BIG DATA
Data lost at alarming rate
- Written by: Tyler O'Neal, Staff Editor
- Category: BIG DATA
Eighty per cent of scientific data are lost within two decades, according to a new study that tracks the accessibility of data over time.
The culprits? Old e-mail addresses and obsolete storage devices.
"Publicly funded science generates an extraordinary amount of data each year," says Tim Vines, a visiting scholar at the University of British Columbia. "Much of these data are unique to a time and place, and is thus irreplaceable, and many other datasets are expensive to regenerate.
"The current system of leaving data with authors means that almost all of it is lost over time, unavailable for validation of the original results or to use for entirely new purposes."

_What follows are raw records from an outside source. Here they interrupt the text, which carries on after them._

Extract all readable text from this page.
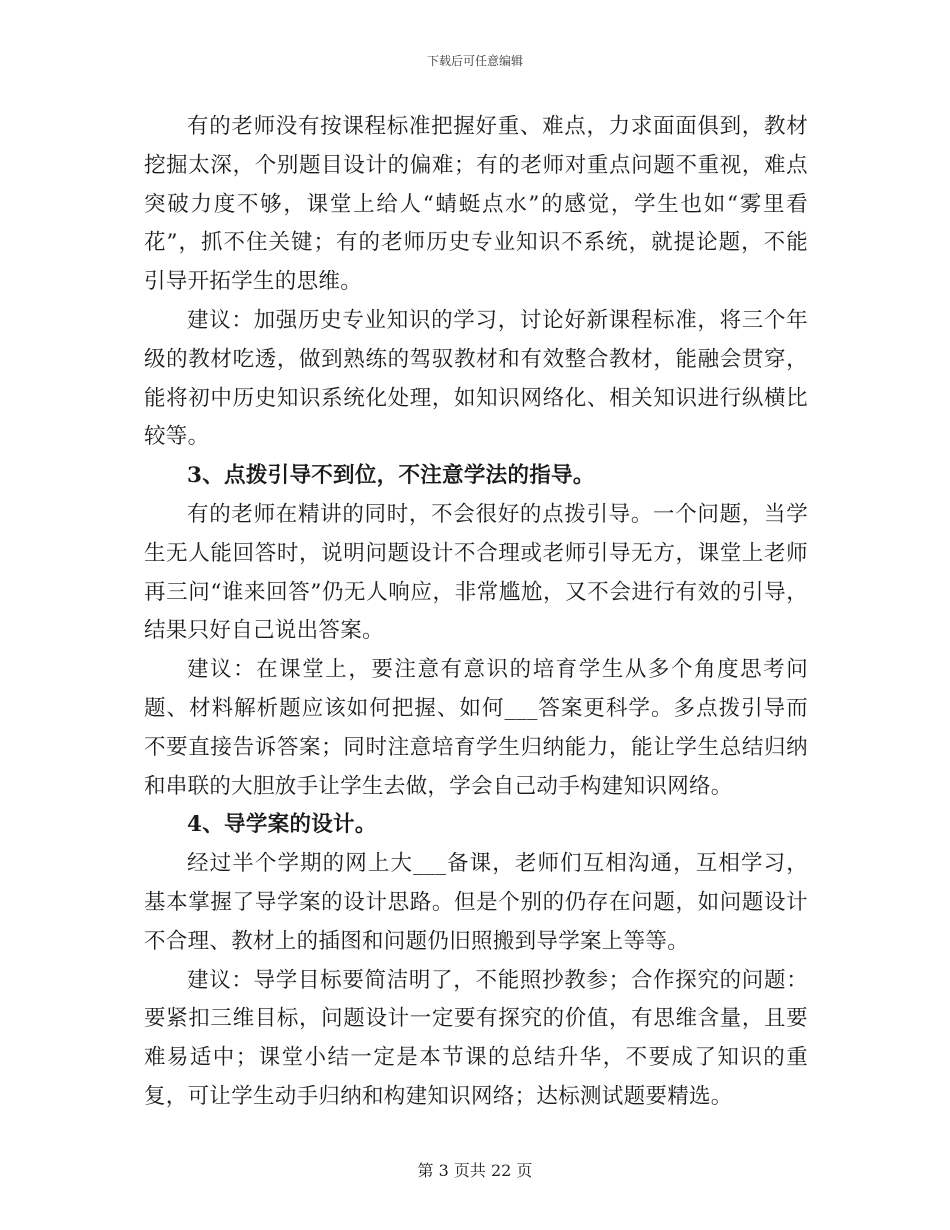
下载后可任意编辑

有的老师没有按课程标准把握好重、难点，力求面面俱到，教材挖掘太深，个别题目设计的偏难；有的老师对重点问题不重视，难点突破力度不够，课堂上给人“蜻蜓点水”的感觉，学生也如“雾里看花”，抓不住关键；有的老师历史专业知识不系统，就提论题，不能引导开拓学生的思维。

建议：加强历史专业知识的学习，讨论好新课程标准，将三个年级的教材吃透，做到熟练的驾驭教材和有效整合教材，能融会贯穿，能将初中历史知识系统化处理，如知识网络化、相关知识进行纵横比较等。

3、点拨引导不到位，不注意学法的指导。

有的老师在精讲的同时，不会很好的点拨引导。一个问题，当学生无人能回答时，说明问题设计不合理或老师引导无方，课堂上老师再三问“谁来回答”仍无人响应，非常尴尬，又不会进行有效的引导，结果只好自己说出答案。

建议：在课堂上，要注意有意识的培育学生从多个角度思考问题、材料解析题应该如何把握、如何___答案更科学。多点拨引导而不要直接告诉答案；同时注意培育学生归纳能力，能让学生总结归纳和串联的大胆放手让学生去做，学会自己动手构建知识网络。

4、导学案的设计。

经过半个学期的网上大___备课，老师们互相沟通，互相学习，基本掌握了导学案的设计思路。但是个别的仍存在问题，如问题设计不合理、教材上的插图和问题仍旧照搬到导学案上等等。

建议：导学目标要简洁明了，不能照抄教参；合作探究的问题：要紧扣三维目标，问题设计一定要有探究的价值，有思维含量，且要难易适中；课堂小结一定是本节课的总结升华，不要成了知识的重复，可让学生动手归纳和构建知识网络；达标测试题要精选。

第 3 页共 22 页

For the analysis, published today in Current Biology, Vines and colleagues attempted to collect original research data from a random set of 516 studies published between 1991 and 2011. They found that while all datasets were available two years after publication, the odds of obtaining the underlying data dropped by 17 per cent per year after that.
"I don't think anybody expects to easily obtain data from a 50-year-old paper, but to find that almost all the datasets are gone at 20 years was a bit of a surprise."
Vines is calling on scientific journals to require authors to upload data onto public archives as a condition for publication, adding that papers with readily accessible data are more valuable for society and thus should get priority for publication.
"Losing data is a waste of research funds and it limits how we can do science," says Vines. "Concerted action is needed to ensure it is saved for future research."